Niedersachsen & BremenHitze, Heu und eine "Wissenschaft für sich"

Viele Tiere brauchen Heu. Wie wird es hergestellt und welchen Einfluss haben die vielen heißen Tage in diesem Jahr?
Hannover (dpa/lni) - Die Heuernte ist in Niedersachsen weitgehend abgeschlossen. Landwirte nutzen die sonnigen Tage derzeit für die letzten Flächen, wie der Vorsitzende des Grünlandausschusses im Landvolk Niedersachsen, Karsten Padeken, auf dpa-Nachfrage mitteilte. "Die Qualitäten sind gut - vor allem durch die sicheren trockenen Erntebedingungen", erklärte der Landwirt aus der Wesermarsch. Der Ertrag sei durchschnittlich.

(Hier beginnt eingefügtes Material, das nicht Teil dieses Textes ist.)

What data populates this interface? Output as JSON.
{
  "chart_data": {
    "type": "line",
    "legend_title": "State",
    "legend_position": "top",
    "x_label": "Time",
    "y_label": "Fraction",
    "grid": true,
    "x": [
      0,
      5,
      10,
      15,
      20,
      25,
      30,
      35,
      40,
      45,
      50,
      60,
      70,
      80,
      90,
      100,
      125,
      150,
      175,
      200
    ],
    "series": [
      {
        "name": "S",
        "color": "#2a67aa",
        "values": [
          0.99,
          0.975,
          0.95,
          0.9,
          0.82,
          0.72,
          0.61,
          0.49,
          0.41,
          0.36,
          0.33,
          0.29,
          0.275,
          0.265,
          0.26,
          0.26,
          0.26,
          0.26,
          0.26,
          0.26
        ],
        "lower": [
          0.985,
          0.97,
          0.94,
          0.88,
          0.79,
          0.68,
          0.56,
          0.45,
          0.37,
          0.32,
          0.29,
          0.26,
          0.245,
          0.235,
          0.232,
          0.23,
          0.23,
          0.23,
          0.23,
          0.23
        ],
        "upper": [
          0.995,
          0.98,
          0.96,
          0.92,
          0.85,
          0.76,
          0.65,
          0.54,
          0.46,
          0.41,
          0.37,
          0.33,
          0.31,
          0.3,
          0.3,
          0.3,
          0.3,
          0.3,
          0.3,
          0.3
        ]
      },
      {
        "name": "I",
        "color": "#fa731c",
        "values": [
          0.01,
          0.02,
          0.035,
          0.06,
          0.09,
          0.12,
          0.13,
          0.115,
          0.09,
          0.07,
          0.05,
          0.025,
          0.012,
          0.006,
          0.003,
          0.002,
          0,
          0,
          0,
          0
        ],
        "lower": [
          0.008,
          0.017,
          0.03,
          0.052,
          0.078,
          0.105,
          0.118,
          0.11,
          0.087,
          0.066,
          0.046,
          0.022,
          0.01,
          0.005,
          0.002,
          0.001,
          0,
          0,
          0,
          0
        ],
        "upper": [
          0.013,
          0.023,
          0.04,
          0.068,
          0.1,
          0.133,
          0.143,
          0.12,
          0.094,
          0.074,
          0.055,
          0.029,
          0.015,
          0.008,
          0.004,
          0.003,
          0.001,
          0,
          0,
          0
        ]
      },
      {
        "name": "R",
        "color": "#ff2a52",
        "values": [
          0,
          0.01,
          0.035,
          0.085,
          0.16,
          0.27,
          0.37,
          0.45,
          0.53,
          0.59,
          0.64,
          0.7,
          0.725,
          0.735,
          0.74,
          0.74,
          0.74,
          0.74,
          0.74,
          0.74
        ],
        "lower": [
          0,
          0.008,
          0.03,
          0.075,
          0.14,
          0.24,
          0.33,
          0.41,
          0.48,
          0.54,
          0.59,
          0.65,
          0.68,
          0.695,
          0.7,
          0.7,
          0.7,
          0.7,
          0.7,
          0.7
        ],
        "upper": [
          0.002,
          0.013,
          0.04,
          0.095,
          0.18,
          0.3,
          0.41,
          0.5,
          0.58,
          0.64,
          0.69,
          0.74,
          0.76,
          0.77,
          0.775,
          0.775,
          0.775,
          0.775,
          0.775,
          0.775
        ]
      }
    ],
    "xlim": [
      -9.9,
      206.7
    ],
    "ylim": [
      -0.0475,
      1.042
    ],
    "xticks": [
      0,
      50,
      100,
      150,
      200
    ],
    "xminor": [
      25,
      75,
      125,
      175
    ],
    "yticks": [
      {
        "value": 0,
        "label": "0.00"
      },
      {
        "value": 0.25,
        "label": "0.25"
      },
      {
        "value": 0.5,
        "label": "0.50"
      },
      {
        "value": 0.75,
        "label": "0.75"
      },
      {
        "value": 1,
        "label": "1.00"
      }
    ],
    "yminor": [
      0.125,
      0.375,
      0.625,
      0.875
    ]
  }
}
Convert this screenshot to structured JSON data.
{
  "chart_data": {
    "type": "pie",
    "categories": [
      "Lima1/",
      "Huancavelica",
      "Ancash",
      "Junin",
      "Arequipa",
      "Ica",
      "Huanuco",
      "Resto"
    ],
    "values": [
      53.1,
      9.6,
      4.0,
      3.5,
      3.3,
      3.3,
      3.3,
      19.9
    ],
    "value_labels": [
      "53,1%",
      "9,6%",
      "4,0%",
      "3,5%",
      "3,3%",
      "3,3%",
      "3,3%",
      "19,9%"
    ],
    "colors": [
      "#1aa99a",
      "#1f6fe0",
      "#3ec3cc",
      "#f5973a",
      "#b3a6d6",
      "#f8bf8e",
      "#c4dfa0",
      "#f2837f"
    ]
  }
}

Seit Juli wächst dem Landesbauernverband zufolge auf den Wiesen und Weiden allerdings wenig Gras nach. Außerdem gibt es Flächen, die wegen des wenigen Regens teilweise vertrocknet sind. "Doch grundsätzlich ist die Situation befriedigend", sagte Padeken. "Massive Probleme sind eher der Gänsefraß und die Mäusepopulation, die durch die Trockenheit begünstigt wurden."
Wie entsteht Heu?
Die Produktion von Heu ist dem Landesbauernverband zufolge weit mehr als Gras zu mähen und zu pressen. "Heumachen ist eine Wissenschaft für sich", schrieb der Verband jüngst. Ob am Ende hochwertiges, energiereiches und hygienisch einwandfreies Futter im Ballen steckt, hängt demnach von vielen Faktoren ab: Wetter, Schnittzeitpunkt, Trocknung und die Einstellung der Maschinen.
Wichtig sind demnach mehrere trockene Tage, denn nach dem Schnitt muss das Heu möglichst schnell auf unter 15 Prozent Wassergehalt trocknen. "Bleibt es zu feucht, drohen Schimmelbildung und im schlimmsten Fall eine gefährliche Selbsterhitzung", so das Landvolk Niedersachsen. "Gleichzeitig sollte das Heu nicht unnötig oft gewendet werden, da dabei Trockenmasse und Nährstoffe verloren gehen."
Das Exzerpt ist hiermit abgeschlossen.